The former situation even raises further considerations about a character who is written as fat versus a character who is played by a fat person. Would The DUFF be given more credit for exploring its subject matter if Sharon Rooney had been cast as Bianca? No offense to Mae Whitman, but that would make me more willing to see it in theaters. It would be a more sincere approach to feature an actress who could realistically be the fattest person in the room outside of a casting call for a Hollywood-made teen movie. As with In & Out, if a film wants to make a point about fat people accepting their bodies, the actor in that role should be someone whose body actively challenges the audience’s expectations about what acceptable bodies look like. But of course, not every fat character in a film is intended to carry a message about self-acceptance.

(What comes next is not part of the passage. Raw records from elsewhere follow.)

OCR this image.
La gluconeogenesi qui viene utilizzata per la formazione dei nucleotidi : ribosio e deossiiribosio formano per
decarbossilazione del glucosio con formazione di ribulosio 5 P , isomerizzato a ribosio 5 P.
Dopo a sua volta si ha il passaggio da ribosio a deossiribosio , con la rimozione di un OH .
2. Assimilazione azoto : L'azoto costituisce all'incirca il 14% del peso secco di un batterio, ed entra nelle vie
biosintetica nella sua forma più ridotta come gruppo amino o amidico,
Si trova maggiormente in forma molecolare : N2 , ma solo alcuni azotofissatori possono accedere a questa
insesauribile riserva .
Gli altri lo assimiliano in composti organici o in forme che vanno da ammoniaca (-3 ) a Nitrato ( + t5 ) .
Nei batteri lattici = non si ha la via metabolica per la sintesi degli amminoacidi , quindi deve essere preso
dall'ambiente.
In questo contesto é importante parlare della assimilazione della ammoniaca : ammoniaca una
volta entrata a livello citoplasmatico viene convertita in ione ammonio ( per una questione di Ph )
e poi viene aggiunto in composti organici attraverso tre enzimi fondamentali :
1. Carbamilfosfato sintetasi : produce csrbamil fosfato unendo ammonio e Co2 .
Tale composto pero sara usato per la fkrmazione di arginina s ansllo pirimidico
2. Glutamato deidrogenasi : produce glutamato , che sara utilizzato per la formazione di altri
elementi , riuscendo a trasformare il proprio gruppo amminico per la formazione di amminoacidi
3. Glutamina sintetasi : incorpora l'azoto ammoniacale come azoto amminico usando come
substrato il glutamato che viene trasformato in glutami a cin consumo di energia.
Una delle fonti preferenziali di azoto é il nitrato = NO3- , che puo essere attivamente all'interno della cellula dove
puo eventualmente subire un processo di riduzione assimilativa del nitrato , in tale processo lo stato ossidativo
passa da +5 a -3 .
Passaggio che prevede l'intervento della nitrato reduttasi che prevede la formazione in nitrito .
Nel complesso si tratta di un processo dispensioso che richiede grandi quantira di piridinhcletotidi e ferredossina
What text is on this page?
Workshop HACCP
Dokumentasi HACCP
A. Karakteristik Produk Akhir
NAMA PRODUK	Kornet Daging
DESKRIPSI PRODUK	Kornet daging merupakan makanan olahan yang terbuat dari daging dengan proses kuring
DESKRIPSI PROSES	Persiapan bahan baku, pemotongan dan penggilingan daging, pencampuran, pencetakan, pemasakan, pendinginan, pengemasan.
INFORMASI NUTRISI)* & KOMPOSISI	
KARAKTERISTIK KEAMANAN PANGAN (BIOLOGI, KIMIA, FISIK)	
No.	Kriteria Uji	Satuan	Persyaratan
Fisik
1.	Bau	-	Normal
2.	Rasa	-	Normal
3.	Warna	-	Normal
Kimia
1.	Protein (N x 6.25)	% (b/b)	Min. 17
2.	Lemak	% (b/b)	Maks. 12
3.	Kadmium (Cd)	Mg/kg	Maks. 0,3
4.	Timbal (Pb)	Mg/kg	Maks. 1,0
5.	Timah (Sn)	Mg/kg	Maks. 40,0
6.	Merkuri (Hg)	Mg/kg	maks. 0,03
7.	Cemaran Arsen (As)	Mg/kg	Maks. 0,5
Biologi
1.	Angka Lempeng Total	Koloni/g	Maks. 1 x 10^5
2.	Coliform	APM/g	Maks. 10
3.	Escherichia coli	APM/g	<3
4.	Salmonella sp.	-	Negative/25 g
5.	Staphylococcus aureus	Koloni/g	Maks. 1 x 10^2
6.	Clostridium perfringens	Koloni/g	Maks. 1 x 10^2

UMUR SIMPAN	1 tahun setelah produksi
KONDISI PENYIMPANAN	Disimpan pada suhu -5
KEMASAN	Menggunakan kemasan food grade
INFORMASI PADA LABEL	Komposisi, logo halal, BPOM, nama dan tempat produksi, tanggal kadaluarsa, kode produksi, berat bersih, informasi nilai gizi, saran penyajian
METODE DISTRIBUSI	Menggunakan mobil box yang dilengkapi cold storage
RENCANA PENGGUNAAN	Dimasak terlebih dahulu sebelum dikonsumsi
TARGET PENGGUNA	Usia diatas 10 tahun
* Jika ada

Individual films vary greatly in their agendas, cultural milieus, and viewpoints.
After 1400 words of thinkpiecing, I find myself no closer to universally applicable guidelines for who a fat character is, but I feel like ambiguity is the only thing that could accurately reflect the mutable nature of socially constructed power dynamics. Leaving that process of discernment (especially when looking for topics for this blog) should probably remain in the intuitive realm, because the one common thread that I have found in the characters that I’ve written about thus far is that I find myself able to compare and contrast them to my own real-life experiences of being a fat person. From my perspective, that’s enough to make them a member of the club.